Белый тугой дым уже заволакивал озеро, противный и тяжелый запах гари распространился по воде. Оранжевое пламя мелькало в чаще, исчезало, появлялось вновь, суетилось, торопилось, одолевая сопротивляющиеся деревья. Откуда-то появились горящие кедровки: чертя дрожащие красные линии, они погружались в воду, и озеро, шипя, гасило погибающих птиц.

Огонь выбился на берег, лиственницы и ветлы стали клониться в сторону пожара. Потоки горячего воздуха словно невидимым магнитом притягивали к себе деревья. Черная береговая стена тайги порыжела, стала лиловой и превратилась в нестерпимо вишневую.

Отдельные деревья на вишневом фоне походили на черные колонны. Струи пламени завинчивались спиралями, взлетали в небо светящимися фонтанами и, поколебавшись, с визгом обрушивались на землю.
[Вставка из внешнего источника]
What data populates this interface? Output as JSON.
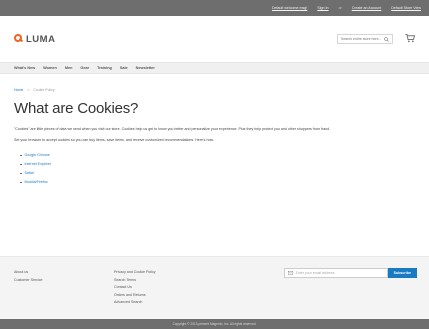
{
  "topbar": {
    "welcome_link": "Default welcome msg!",
    "signin_link": "Sign In",
    "or_text": "or",
    "create_account_link": "Create an Account",
    "store_link": "Default Store View"
  },
  "header": {
    "logo_text": "LUMA",
    "search_placeholder": "Search entire store here...",
    "brand_color": "#f26322"
  },
  "nav": {
    "items": [
      "What's New",
      "Women",
      "Men",
      "Gear",
      "Training",
      "Sale",
      "Newsletter"
    ]
  },
  "breadcrumbs": {
    "home": "Home",
    "separator": ">",
    "current": "Cookie Policy"
  },
  "main": {
    "title": "What are Cookies?",
    "paragraph1": "\"Cookies\" are little pieces of data we send when you visit our store. Cookies help us get to know you better and personalize your experience. Plus they help protect you and other shoppers from fraud.",
    "paragraph2": "Set your browser to accept cookies so you can buy items, save items, and receive customized recommendations. Here's how:",
    "browsers": [
      "Google Chrome",
      "Internet Explorer",
      "Safari",
      "Mozilla/Firefox"
    ]
  },
  "footer": {
    "col1": [
      "About us",
      "Customer Service"
    ],
    "col2": [
      "Privacy and Cookie Policy",
      "Search Terms",
      "Contact Us",
      "Orders and Returns",
      "Advanced Search"
    ],
    "newsletter_placeholder": "Enter your email address",
    "subscribe_label": "Subscribe",
    "accent_color": "#1979c3"
  },
  "copyright": "Copyright © 2013-present Magento, Inc. All rights reserved."
}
Черский, прижимаясь плечом к Степану, стоя по горло в холодной воде, смотрел на мгновенно меняющиеся картины таежного пожара, но замечал только отдельные, несущественные вещи. Он видел, как старая мохнатая лиственница напряженно вытягивала свою вершину навстречу огню. Она тянулась всеми верхними ветвями и вдруг, будто охваченная ужасом, отшатнулась.

Большая головня упала на лиственницу, гибкая красная змейка скользнула по ветке, переползла на вторую, переметнулась на третью, возникла тонкая сеть горящих веток и жадно и торжествующе заплясала по дереву. Вершина его стала алой, низ, еще зеленый, быстро бурел. Дерево отчаянно сражалось с огнем, пока не обратилось в чудовищный факел.

— Спаси нас, Никола-угодник! — перекрестился Степан.

С правой стороны от Черского в воду врезывалась голая скала. На нее вылетел горящий лось, вскинулся на дыбы, забил передними копытами по дымному воздуху и ринулся в озеро. Он поплыл к противоположному берегу в пяти саженях от путешественников, не обращая на них внимания. Разлапистые рога его походили на серые сучья увлекаемого водой дерева.

Три часа бушевал пожар над таежным озером и лишь к рассвету скатился в замшелые болота и мари. Черский в эти часы испытал такую тревогу, был охвачен таким нервным возбуждением, что не чувствовал ледяной озерной воды. И, как ни странно, трехчасовое пребывание в воде не повлияло на его болезнь. Он даже не простудился, не получил насморка, чем остался доволен до чрезвычайности.